You know the saying, "waiting with baited breath?" OK, except for the spelling of "baited"... Here's the thing - who knows the word "bated"? Why would anyone say, "waiting with bated breath"?
"Bated" isn't a word, but if the correct word is "baited", then what would breath be baited with? Chum? One poet (?) had a little fun with the idea of "baited breath". Geoffrey Taylor, in his little poem Cruel, Clever Cat, 1933, used the confusion over the word to good comic effect:
Sally, having swallowed cheese
Directs down holes the scented breeze
Enticing thus with baited breath
Nice mice to an untimely death.
Anyway, my point, such as it is, is that we are waiting with bated breath to see what the BOT has done with the deacons task force. [Bated is short for "abated", which means suppressed by some physical or emotional sensation. Thank Shakespeare for the phrase.]
Are you eager to know the reporting deadline? Are you even more eager to know who is on the task force? I am! Did the BOT amplify the instructions to the task force in any way? We'll see.

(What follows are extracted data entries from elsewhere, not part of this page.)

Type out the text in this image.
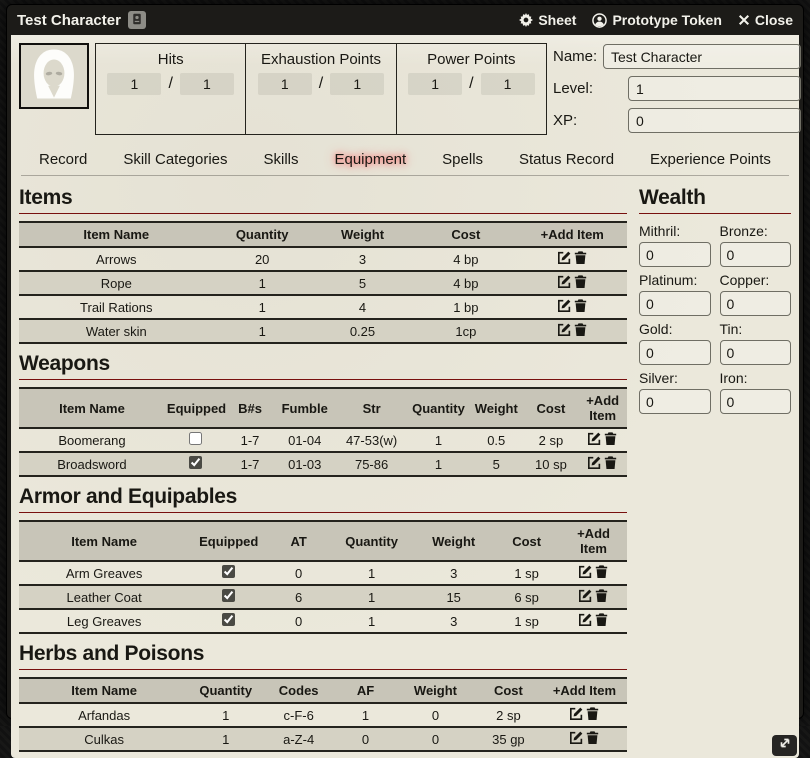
Test Character	Sheet	Prototype Token Close
Hits
1
/
1
Exhaustion Points
1
/
1
Power Points
1
/
1
Name:
Test Character
Level:
1
XP:
0
Record Skill Categories Skills Equipment Spells Status Record Experience Points
Items
Item Name	Quantity	Weight	Cost	+Add Item
Arrows	20	3	4 bp	

Rope	1	5	4 bp	

Trail Rations	1	4	1 bp	

Water skin	1	0.25	1cp	
Weapons
Item Name	Equipped	B#s	Fumble	Str	Quantity	Weight	Cost	+Add Item
Boomerang		1-7	01-04	47-53(w)	1	0.5	2 sp	

Broadsword		1-7	01-03	75-86	1	5	10 sp	
Armor and Equipables
Item Name	Equipped	AT	Quantity	Weight	Cost	+Add Item
Arm Greaves		0	1	3	1 sp	

Leather Coat		6	1	15	6 sp	

Leg Greaves		0	1	3	1 sp	
Herbs and Poisons
Item Name	Quantity	Codes	AF	Weight	Cost	+Add Item
Arfandas	1	c-F-6	1	0	2 sp	

Culkas	1	a-Z-4	0	0	35 gp	
Wealth
Mithril:
0	Bronze:
0
Platinum:
0	Copper:
0
Gold:
0	Tin:
0
Silver:
0	Iron:
0
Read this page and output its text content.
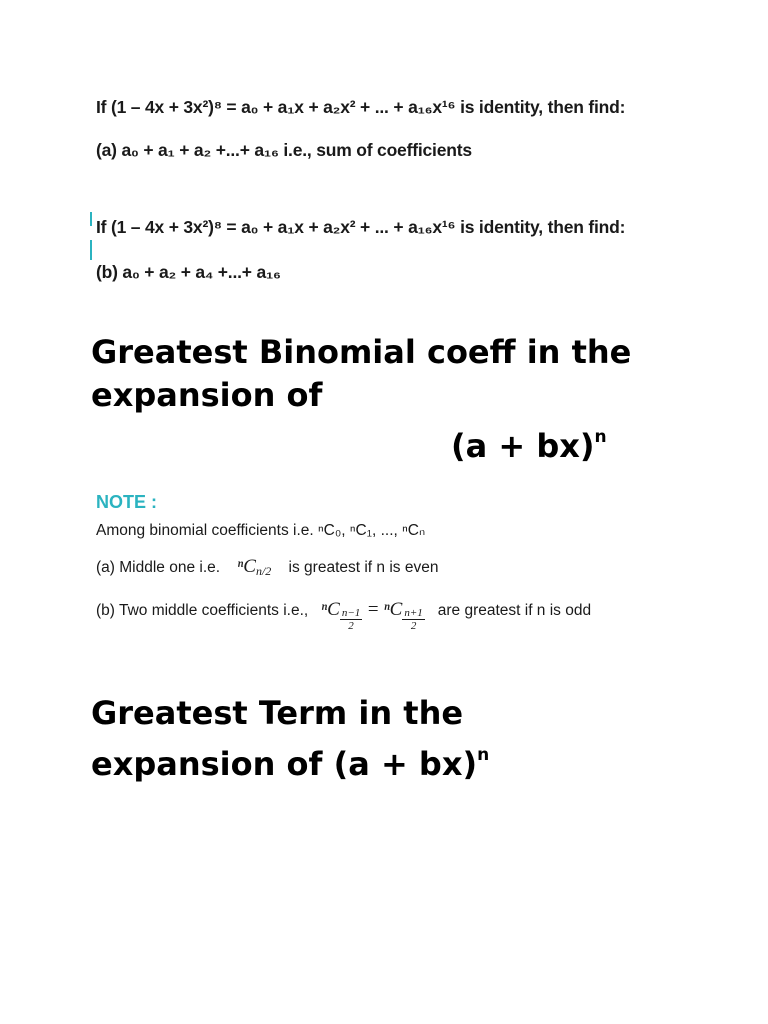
If (1 – 4x + 3x²)⁸ = a₀ + a₁x + a₂x² + ... + a₁₆x¹⁶ is identity, then find:
(a) a₀ + a₁ + a₂ +...+ a₁₆ i.e., sum of coefficients
If (1 – 4x + 3x²)⁸ = a₀ + a₁x + a₂x² + ... + a₁₆x¹⁶ is identity, then find:
(b) a₀ + a₂ + a₄ +...+ a₁₆
Greatest Binomial coeff in the
expansion of
(a + bx)$^n$
NOTE :
Among binomial coefficients i.e. ⁿC₀, ⁿC₁, ..., ⁿCₙ
(a) Middle one i.e. ⁿC$_{n/2}$ is greatest if n is even
(b) Two middle coefficients i.e., ⁿC $\frac{n-1}{2} = ^nC \frac{n+1}{2}$ are greatest if n is odd
Greatest Term in the
expansion of (a + bx)$^n$
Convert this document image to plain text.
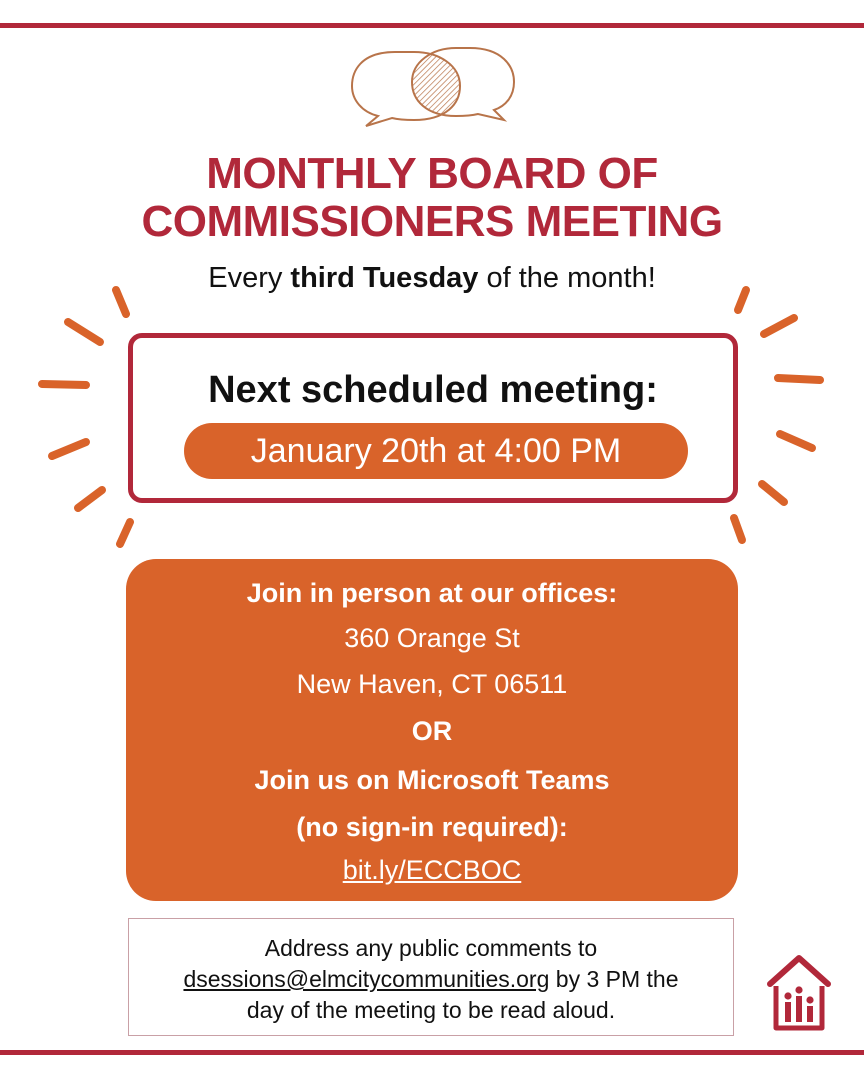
MONTHLY BOARD OF
COMMISSIONERS MEETING
Every third Tuesday of the month!
Next scheduled meeting:
January 20th at 4:00 PM
Join in person at our offices:
360 Orange St
New Haven, CT 06511
OR
Join us on Microsoft Teams
(no sign-in required):
bit.ly/ECCBOC
Address any public comments to
dsessions@elmcitycommunities.org by 3 PM the
day of the meeting to be read aloud.
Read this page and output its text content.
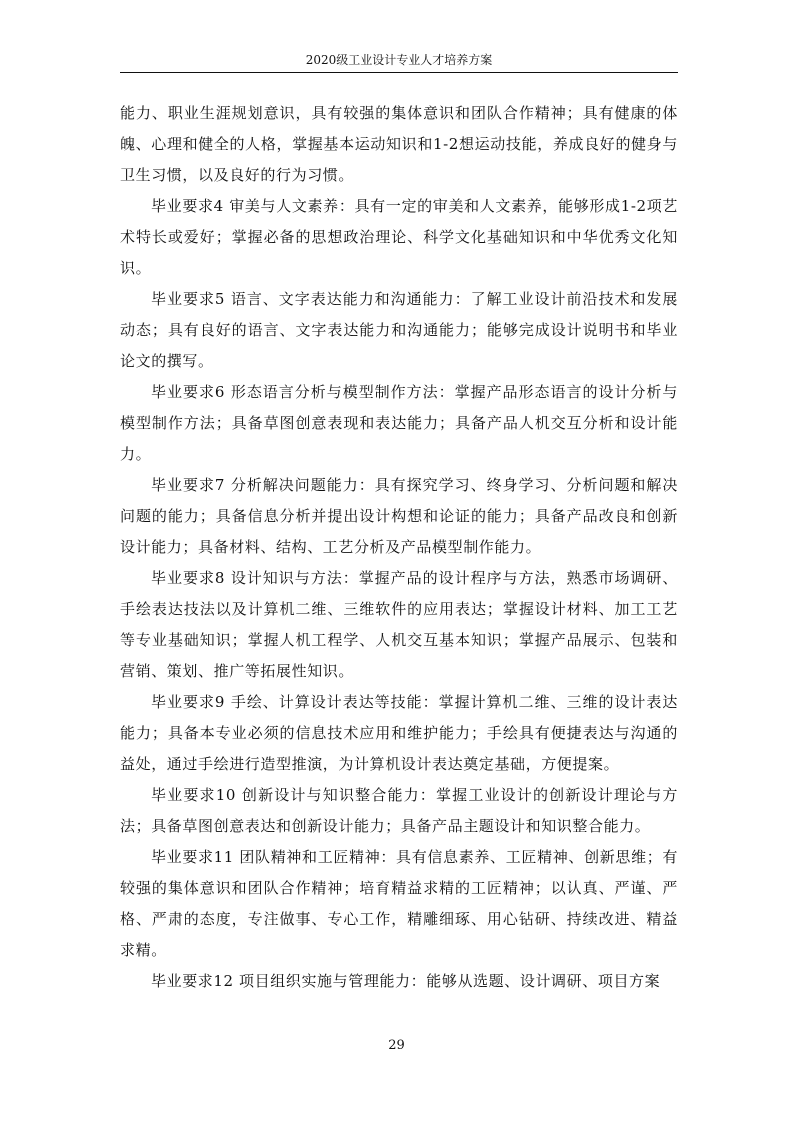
2020级工业设计专业人才培养方案

能力、职业生涯规划意识，具有较强的集体意识和团队合作精神；具有健康的体魄、心理和健全的人格，掌握基本运动知识和1-2想运动技能，养成良好的健身与卫生习惯，以及良好的行为习惯。

毕业要求4 审美与人文素养：具有一定的审美和人文素养，能够形成1-2项艺术特长或爱好；掌握必备的思想政治理论、科学文化基础知识和中华优秀文化知识。

毕业要求5 语言、文字表达能力和沟通能力：了解工业设计前沿技术和发展动态；具有良好的语言、文字表达能力和沟通能力；能够完成设计说明书和毕业论文的撰写。

毕业要求6 形态语言分析与模型制作方法：掌握产品形态语言的设计分析与模型制作方法；具备草图创意表现和表达能力；具备产品人机交互分析和设计能力。

毕业要求7 分析解决问题能力：具有探究学习、终身学习、分析问题和解决问题的能力；具备信息分析并提出设计构想和论证的能力；具备产品改良和创新设计能力；具备材料、结构、工艺分析及产品模型制作能力。

毕业要求8 设计知识与方法：掌握产品的设计程序与方法，熟悉市场调研、手绘表达技法以及计算机二维、三维软件的应用表达；掌握设计材料、加工工艺等专业基础知识；掌握人机工程学、人机交互基本知识；掌握产品展示、包装和营销、策划、推广等拓展性知识。

毕业要求9 手绘、计算设计表达等技能：掌握计算机二维、三维的设计表达能力；具备本专业必须的信息技术应用和维护能力；手绘具有便捷表达与沟通的益处，通过手绘进行造型推演，为计算机设计表达奠定基础，方便提案。

毕业要求10 创新设计与知识整合能力：掌握工业设计的创新设计理论与方法；具备草图创意表达和创新设计能力；具备产品主题设计和知识整合能力。

毕业要求11 团队精神和工匠精神：具有信息素养、工匠精神、创新思维；有较强的集体意识和团队合作精神；培育精益求精的工匠精神；以认真、严谨、严格、严肃的态度，专注做事、专心工作，精雕细琢、用心钻研、持续改进、精益求精。

毕业要求12 项目组织实施与管理能力：能够从选题、设计调研、项目方案

29
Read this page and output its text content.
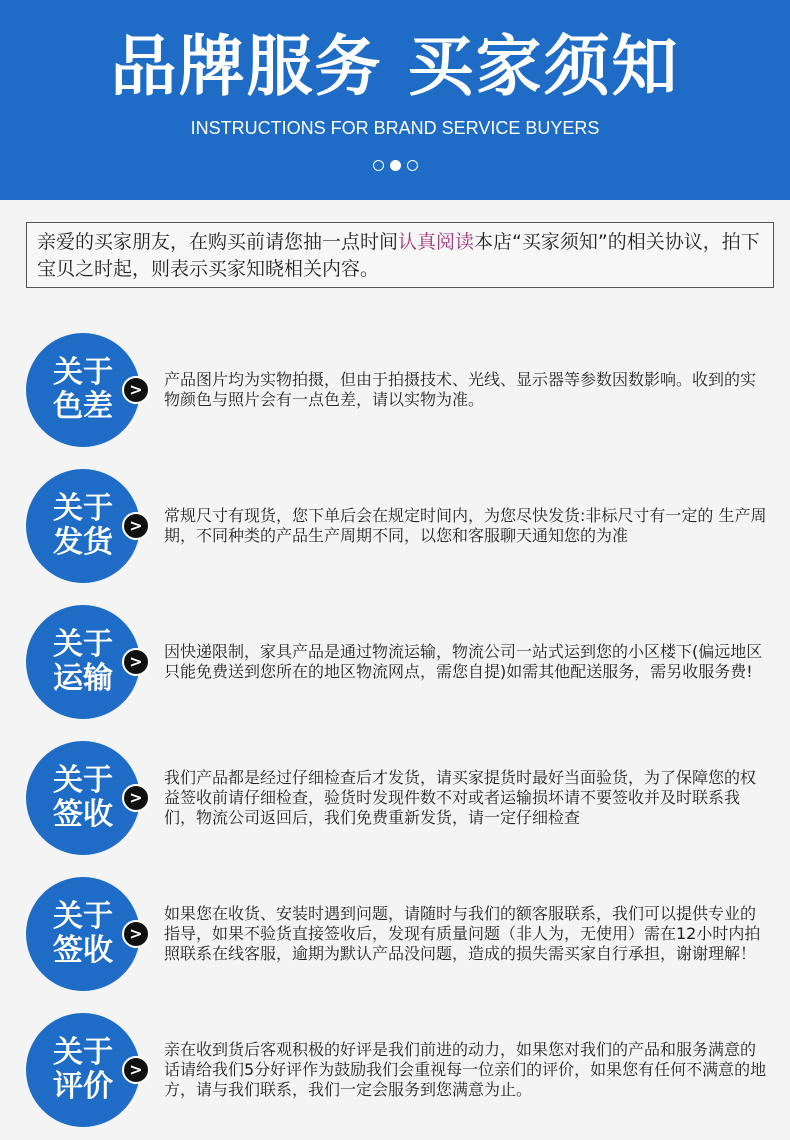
品牌服务 买家须知
INSTRUCTIONS FOR BRAND SERVICE BUYERS
亲爱的买家朋友，在购买前请您抽一点时间认真阅读本店“买家须知”的相关协议，拍下宝贝之时起，则表示买家知晓相关内容。
关于
色差	>
产品图片均为实物拍摄，但由于拍摄技术、光线、显示器等参数因数影响。收到的实物颜色与照片会有一点色差，请以实物为准。
关于
发货	>
常规尺寸有现货，您下单后会在规定时间内，为您尽快发货:非标尺寸有一定的 生产周期，不同种类的产品生产周期不同，以您和客服聊天通知您的为准
关于
运输	>
因快递限制，家具产品是通过物流运输，物流公司一站式运到您的小区楼下(偏远地区只能免费送到您所在的地区物流网点，需您自提)如需其他配送服务，需另收服务费!
关于
签收	>
我们产品都是经过仔细检查后才发货，请买家提货时最好当面验货，为了保障您的权益签收前请仔细检查，验货时发现件数不对或者运输损坏请不要签收并及时联系我们，物流公司返回后，我们免费重新发货，请一定仔细检查
关于
签收	>
如果您在收货、安装时遇到问题，请随时与我们的额客服联系，我们可以提供专业的指导，如果不验货直接签收后，发现有质量问题（非人为，无使用）需在12小时内拍照联系在线客服，逾期为默认产品没问题，造成的损失需买家自行承担，谢谢理解！
关于
评价	>
亲在收到货后客观积极的好评是我们前进的动力，如果您对我们的产品和服务满意的话请给我们5分好评作为鼓励我们会重视每一位亲们的评价，如果您有任何不满意的地方，请与我们联系，我们一定会服务到您满意为止。
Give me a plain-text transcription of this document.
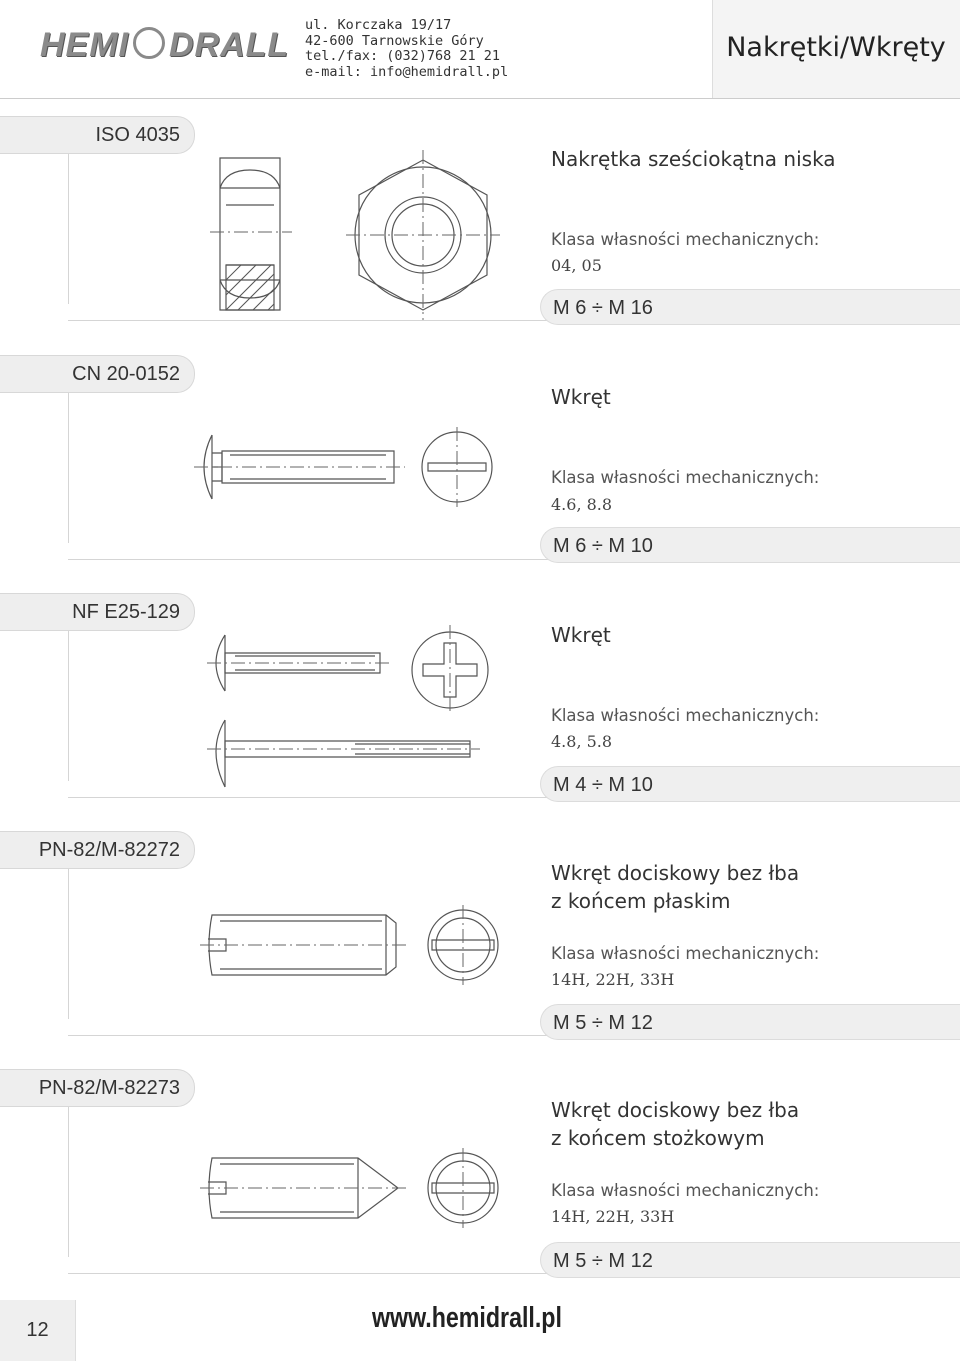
HEMI DRALL
ul. Korczaka 19/17
42-600 Tarnowskie Góry
tel./fax: (032)768 21 21
e-mail: info@hemidrall.pl
Nakrętki/Wkręty
ISO 4035
Nakrętka sześciokątna niska
Klasa własności mechanicznych:
04, 05
M 6 ÷ M 16
CN 20-0152
Wkręt
Klasa własności mechanicznych:
4.6, 8.8
M 6 ÷ M 10
NF E25-129
Wkręt
Klasa własności mechanicznych:
4.8, 5.8
M 4 ÷ M 10
PN-82/M-82272
Wkręt dociskowy bez łba
z końcem płaskim
Klasa własności mechanicznych:
14H, 22H, 33H
M 5 ÷ M 12
PN-82/M-82273
Wkręt dociskowy bez łba
z końcem stożkowym
Klasa własności mechanicznych:
14H, 22H, 33H
M 5 ÷ M 12
12	www.hemidrall.pl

Here's my real point - we don't need to wait; we can get to work. Deacons can do their work in ways that will help the task force to rethink the office! Deacons can discover new ways to fill their role. They can experiment with new ways to work. They can open up new ways to imagine what deacons do in the new millenium! And then we can tell our stories - to the task force!
Well, we'll find out about the BOT's decision soon enough. We'll hear the report of the task force soon enough. Meanwhile, we can all help think and pray and explore - and model new exciting dimensions of being a deacon that we'll discover as we engage with our congregations and our communities. Let's see if the task force can catch up with the deacons!